Taking the practice of care as a departure point for activating a sustainable and inclusive future co-existence, the Symposium focuses on the resilience and regeneration, with emerging and established cultural changemakers collectively investigating the ways of acting sustainably and responsibly, to create inhabitable societies in different localities. Enabling our failures to be a driving force for new beginnings, the Symposium aims to create long-lasting connections between cultural practitioners from Southeast Asia and worldwide.
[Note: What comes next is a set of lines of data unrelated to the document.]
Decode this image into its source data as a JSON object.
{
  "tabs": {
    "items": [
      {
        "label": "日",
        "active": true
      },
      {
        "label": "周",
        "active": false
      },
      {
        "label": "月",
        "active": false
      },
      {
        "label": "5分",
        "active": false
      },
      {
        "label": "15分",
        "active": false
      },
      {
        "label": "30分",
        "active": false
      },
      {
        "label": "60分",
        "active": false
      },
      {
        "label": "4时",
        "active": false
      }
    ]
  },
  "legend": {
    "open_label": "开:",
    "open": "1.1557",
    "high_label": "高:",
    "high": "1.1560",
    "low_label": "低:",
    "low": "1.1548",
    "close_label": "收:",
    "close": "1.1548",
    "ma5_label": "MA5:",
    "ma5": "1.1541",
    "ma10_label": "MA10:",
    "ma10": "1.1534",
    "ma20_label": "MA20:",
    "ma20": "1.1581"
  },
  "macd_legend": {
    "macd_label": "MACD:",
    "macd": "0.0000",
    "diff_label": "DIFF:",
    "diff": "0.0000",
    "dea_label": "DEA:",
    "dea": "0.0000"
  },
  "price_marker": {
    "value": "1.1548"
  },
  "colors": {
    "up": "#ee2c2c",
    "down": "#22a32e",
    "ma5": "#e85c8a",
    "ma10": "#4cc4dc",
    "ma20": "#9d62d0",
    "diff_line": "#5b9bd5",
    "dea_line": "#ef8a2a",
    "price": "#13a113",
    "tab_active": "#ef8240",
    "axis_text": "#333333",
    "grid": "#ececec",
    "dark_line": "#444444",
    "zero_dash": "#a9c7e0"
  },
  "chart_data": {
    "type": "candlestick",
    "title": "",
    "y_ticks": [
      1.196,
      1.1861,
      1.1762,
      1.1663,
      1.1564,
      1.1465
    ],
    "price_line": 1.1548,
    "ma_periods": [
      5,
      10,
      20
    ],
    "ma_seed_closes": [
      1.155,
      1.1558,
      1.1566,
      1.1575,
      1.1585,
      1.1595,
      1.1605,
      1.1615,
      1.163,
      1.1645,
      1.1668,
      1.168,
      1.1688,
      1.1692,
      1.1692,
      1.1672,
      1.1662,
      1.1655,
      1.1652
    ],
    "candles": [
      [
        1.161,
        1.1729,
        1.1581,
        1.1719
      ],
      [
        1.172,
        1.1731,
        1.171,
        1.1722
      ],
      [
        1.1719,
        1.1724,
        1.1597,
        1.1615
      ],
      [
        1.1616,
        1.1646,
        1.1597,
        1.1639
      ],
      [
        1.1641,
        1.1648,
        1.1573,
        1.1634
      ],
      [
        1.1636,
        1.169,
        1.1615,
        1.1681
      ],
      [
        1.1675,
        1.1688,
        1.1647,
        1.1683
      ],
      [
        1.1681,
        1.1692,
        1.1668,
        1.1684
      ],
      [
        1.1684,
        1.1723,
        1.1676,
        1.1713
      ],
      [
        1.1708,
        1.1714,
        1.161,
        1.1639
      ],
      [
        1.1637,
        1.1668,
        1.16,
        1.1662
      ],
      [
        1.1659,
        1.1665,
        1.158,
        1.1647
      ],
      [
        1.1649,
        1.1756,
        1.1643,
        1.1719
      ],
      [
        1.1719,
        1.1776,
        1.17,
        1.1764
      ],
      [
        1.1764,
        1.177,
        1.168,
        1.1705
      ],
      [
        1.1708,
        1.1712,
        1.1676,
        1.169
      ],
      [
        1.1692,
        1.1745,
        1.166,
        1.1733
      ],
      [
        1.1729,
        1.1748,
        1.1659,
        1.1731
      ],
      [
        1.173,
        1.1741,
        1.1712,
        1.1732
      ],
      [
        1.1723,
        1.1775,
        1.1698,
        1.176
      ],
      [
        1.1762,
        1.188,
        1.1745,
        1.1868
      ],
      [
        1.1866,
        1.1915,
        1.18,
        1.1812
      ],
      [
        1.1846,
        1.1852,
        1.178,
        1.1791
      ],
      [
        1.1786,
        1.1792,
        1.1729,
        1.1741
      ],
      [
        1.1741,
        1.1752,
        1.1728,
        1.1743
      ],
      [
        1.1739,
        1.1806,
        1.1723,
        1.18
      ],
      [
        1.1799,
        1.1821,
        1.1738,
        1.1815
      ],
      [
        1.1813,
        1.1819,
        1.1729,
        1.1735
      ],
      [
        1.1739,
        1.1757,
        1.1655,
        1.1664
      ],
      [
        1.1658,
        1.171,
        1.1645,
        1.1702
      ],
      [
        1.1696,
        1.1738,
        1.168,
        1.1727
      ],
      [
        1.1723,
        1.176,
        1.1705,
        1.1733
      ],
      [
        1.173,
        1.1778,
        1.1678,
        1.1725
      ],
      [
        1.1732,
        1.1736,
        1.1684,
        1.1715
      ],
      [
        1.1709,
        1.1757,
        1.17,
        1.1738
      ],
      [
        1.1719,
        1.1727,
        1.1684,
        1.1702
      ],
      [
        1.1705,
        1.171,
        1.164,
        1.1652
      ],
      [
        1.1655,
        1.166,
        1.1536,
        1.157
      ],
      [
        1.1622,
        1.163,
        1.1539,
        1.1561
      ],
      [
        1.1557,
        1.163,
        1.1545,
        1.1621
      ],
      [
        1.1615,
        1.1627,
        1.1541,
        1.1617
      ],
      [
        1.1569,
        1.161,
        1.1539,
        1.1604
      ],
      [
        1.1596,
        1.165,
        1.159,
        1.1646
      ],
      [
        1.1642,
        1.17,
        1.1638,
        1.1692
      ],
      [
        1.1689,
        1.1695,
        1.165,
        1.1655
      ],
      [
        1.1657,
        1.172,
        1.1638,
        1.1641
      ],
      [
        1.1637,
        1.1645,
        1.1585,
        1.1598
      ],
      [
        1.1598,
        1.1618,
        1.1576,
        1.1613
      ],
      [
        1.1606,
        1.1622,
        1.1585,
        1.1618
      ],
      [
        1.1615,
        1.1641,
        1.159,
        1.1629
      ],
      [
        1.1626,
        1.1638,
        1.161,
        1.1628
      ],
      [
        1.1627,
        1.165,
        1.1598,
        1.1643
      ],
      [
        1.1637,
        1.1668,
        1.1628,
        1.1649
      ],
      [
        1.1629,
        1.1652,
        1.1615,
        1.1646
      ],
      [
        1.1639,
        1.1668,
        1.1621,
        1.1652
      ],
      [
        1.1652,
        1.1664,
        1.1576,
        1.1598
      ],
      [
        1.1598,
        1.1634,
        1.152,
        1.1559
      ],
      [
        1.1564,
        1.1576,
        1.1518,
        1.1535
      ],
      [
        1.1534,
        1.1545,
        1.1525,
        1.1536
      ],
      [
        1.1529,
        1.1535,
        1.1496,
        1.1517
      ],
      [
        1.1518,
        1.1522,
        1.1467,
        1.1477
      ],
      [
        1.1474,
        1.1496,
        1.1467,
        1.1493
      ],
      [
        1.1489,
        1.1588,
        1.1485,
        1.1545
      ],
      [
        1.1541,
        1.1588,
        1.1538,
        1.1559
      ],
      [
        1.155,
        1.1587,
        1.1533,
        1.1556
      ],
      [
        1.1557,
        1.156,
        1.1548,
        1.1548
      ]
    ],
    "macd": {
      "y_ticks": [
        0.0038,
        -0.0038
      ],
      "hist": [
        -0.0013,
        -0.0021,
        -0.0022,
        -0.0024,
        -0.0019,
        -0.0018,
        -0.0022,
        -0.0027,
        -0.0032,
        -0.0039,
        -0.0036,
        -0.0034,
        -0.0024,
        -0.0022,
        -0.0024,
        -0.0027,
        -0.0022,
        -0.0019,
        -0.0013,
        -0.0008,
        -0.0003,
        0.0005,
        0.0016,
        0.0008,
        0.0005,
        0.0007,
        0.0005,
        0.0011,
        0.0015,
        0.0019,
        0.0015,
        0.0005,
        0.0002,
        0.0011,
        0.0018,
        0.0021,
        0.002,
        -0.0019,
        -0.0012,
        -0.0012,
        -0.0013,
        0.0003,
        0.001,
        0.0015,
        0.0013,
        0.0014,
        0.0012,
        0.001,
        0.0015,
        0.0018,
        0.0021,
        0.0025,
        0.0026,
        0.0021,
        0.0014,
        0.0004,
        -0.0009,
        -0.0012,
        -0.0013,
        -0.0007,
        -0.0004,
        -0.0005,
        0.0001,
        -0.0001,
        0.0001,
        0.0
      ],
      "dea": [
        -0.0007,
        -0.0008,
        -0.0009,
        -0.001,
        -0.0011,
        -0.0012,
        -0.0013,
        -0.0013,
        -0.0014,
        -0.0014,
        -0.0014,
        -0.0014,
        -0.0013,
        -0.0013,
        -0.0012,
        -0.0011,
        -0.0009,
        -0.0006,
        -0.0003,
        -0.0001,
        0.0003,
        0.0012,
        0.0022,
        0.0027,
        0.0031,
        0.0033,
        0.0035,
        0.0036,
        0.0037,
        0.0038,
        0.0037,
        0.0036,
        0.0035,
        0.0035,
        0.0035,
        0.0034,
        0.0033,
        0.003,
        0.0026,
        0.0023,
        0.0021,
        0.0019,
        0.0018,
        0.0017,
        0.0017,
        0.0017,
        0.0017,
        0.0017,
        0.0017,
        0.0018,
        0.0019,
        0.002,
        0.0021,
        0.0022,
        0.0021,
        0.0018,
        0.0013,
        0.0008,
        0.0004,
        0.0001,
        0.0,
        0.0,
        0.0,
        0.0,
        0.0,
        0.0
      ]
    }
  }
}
Featuring Renowned Intergenerational Global Artists
Joining the Symposium in Sri Lanka are one of the country’s leading architects, Channa Daswatte; renowned filmmaker, Anomaa Rajakaruna; accomplished artist and art historian, Thamotharampillai Sanathanan; choreographer and performance artist Venuri Perera; arts educator Sharareh Bajracharya; artist and curator Fadescha; visual artist and 2020 Prince Claus Laureate from Pakistan, Hira Nabi; renowned Bangladeshi photographer, activist, and longstanding Prince Claus Fund partner, Shahidul Alam; Nepali writer, publisher, and 2009 Prince Claus Laureate, Kanak Manit Dixit; visual artist and 2020 Principal Prince Claus Laureate, Ibrahim Mahama, and more.
The Symposium will welcome the honorary member of the Prince Claus Fund's Board, HRH Prince Constantijn of the Netherlands who will have a conversation with Artistic Director Keng Sen Ong reflecting on the Fund's work and legacy, alongside the presentations of Prince Claus Seed Awardees Chathuri Nissansala, Parilojithan Ramanathan, Adit Dewan, Ankur, Arpita Akhanda, Debashish Paul, Moe Myat May Zarchi, Ujjwala Maharjan, Suranga Katugampala, Ammara Jabbar and Asad Ali Zulfiqar.
About the Prince Claus Fund
Prince Claus Fund is an independent foundation dedicated to development through culture. With trust-based funding, connections and recognition they serve engaged artists in places where culture is under pressure. By creating a global network of changemakers and amplifying the ground-breaking work they do they contribute to a more equitable, peaceful, sustainable and inclusive future. Because culture is a basic need for human progress.
About the Geoffrey Bawa Trust
The Geoffrey Bawa Trust is a non-profit, public trust that was established in 1982 by the late architect, with the objectives of furthering the fields of Architecture, the Fine Arts and Ecological and Environmental Studies.
Since the architect’s passing in 2003, the Trust has sustained year-round public programmes comprising lectures, educational tours, scholarships, residencies and exhibitions which engage broader discourse on the built environment and the arts in both Sri Lanka and overseas.